PROFESSOR PRINCE’S CO-AUTHORED PAPER ON THE EFFECTS OF 401(k) VESTING SCHEDULES ACCEPTED FOR PUBLICATION BY YALE LAW JOURNAL
April 2024 — Professor Samantha Prince’s co-authored article, The Effects of 401(k) Vesting Schedules — in numbers, written with Timothy Azizkhan ’25, Luke Gorman ’25, and Cornell Ph.D. candidate Cassidy R. Prince, has been accepted for publication by Yale Law Journal’s online Forum.
Professor Prince and her co-authors’ empirical findings show with certainty that corporate giants, through their use of vesting schedules, are abusing our retirement system at the expense of vulnerable, short-tenure workers. Vesting schedules are iniquitous mechanisms that companies use to financially benefit themselves.
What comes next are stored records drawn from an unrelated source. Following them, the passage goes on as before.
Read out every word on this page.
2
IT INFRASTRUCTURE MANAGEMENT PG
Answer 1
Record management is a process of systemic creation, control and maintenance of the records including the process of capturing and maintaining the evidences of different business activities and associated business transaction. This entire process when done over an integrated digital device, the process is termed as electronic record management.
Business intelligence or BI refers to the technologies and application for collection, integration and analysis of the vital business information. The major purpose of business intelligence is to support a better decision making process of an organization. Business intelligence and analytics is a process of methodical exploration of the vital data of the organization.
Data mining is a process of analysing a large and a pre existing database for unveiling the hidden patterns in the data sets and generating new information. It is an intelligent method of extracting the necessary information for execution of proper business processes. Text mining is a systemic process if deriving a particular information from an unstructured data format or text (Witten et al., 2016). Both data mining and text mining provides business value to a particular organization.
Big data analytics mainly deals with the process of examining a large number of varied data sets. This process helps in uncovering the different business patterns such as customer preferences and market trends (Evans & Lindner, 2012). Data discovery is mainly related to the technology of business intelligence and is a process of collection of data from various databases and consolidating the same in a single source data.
While such mechanisms do not discriminate against who they snatch retirement savings away from, the effects on protected classes such as low-income workers and people of color can be colossal, compounding societal inequities.
Prince and her team analyzed 909 401(k) plans for the year 2022. In that 2022 plan grouping, they found that over 1.8 million workers forfeited their employer 401(k) contributions due to vesting schedules. And that in 2022, a staggering $1.5 billion was used by company plans to offset their employer contributions. This high amount of money represents funds that plan participants forfeited due to terminating employment (voluntarily or involuntarily) before vesting occurred. Amazon and Home Depot are the top offenders, holding the highest number of affected participants over the past 3 years. And in one year alone, Amazon used $102 million of funds — that should belong to its former employees but were instead forfeited — to reduce its matching contribution obligation. The United States is amidst an increasingly concerning retirement savings crisis, and companies like Amazon continue to recycle these forfeited funds in ways that grossly impact people’s ability to adequately accumulate retirement wealth.
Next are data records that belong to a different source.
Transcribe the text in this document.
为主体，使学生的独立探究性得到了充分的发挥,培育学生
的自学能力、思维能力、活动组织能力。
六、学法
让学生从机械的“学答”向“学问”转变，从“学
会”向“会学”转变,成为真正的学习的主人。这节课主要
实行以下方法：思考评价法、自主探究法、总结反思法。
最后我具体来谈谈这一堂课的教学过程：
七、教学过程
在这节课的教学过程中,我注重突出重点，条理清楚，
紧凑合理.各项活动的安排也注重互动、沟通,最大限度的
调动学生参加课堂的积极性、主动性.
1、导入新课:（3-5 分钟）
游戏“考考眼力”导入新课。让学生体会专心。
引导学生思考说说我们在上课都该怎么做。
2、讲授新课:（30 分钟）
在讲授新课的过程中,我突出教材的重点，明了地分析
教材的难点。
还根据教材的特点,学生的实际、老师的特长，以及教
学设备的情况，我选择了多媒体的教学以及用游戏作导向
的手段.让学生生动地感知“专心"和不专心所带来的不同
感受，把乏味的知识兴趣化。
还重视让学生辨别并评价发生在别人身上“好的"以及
This paper presents not only data regarding the plans that negatively impact workers the most, but also shows that corporate giants can be both successful and set up their employees to be financially secure for retirement. Several examples are presented where pervasive vesting schedule users have direct competitors that immediately vest their employer contributions.
This empirical work, inspired by Professor Prince’s scholarship in the retirement benefits space, supplements and supports arguments made in her previous articles: Megacompany Employee Churn Meets 401(k) Vesting Schedules: A Sabotage on Workers’ Retirement Wealth, Employee Turnover & Partial Plan Terminations, and Benefits Transparency.
Professor Samantha Prince is an Assistant Professor of Law and Director of Legal Analysis & Writing at Dickinson Law. She has a Master of Laws in Taxation from Georgetown University Law Center and was a partner in a regional law firm where she handled transactional matters that ranged from an initial public offering to regular representation of a publicly-traded company. Most of her clients were small to medium sized businesses and entrepreneurs, including start-ups. A significant part of her practice was in employee benefits including retirement plan design and operation. An expert in entrepreneurship law, she established the Dickinson Law entrepreneurship program, is an advisor for the Entrepreneurship Law Certificate that is available to students, and is the founder and moderator of the Inside Entrepreneurship Law blog. Her research mainly comprises the changing world of work.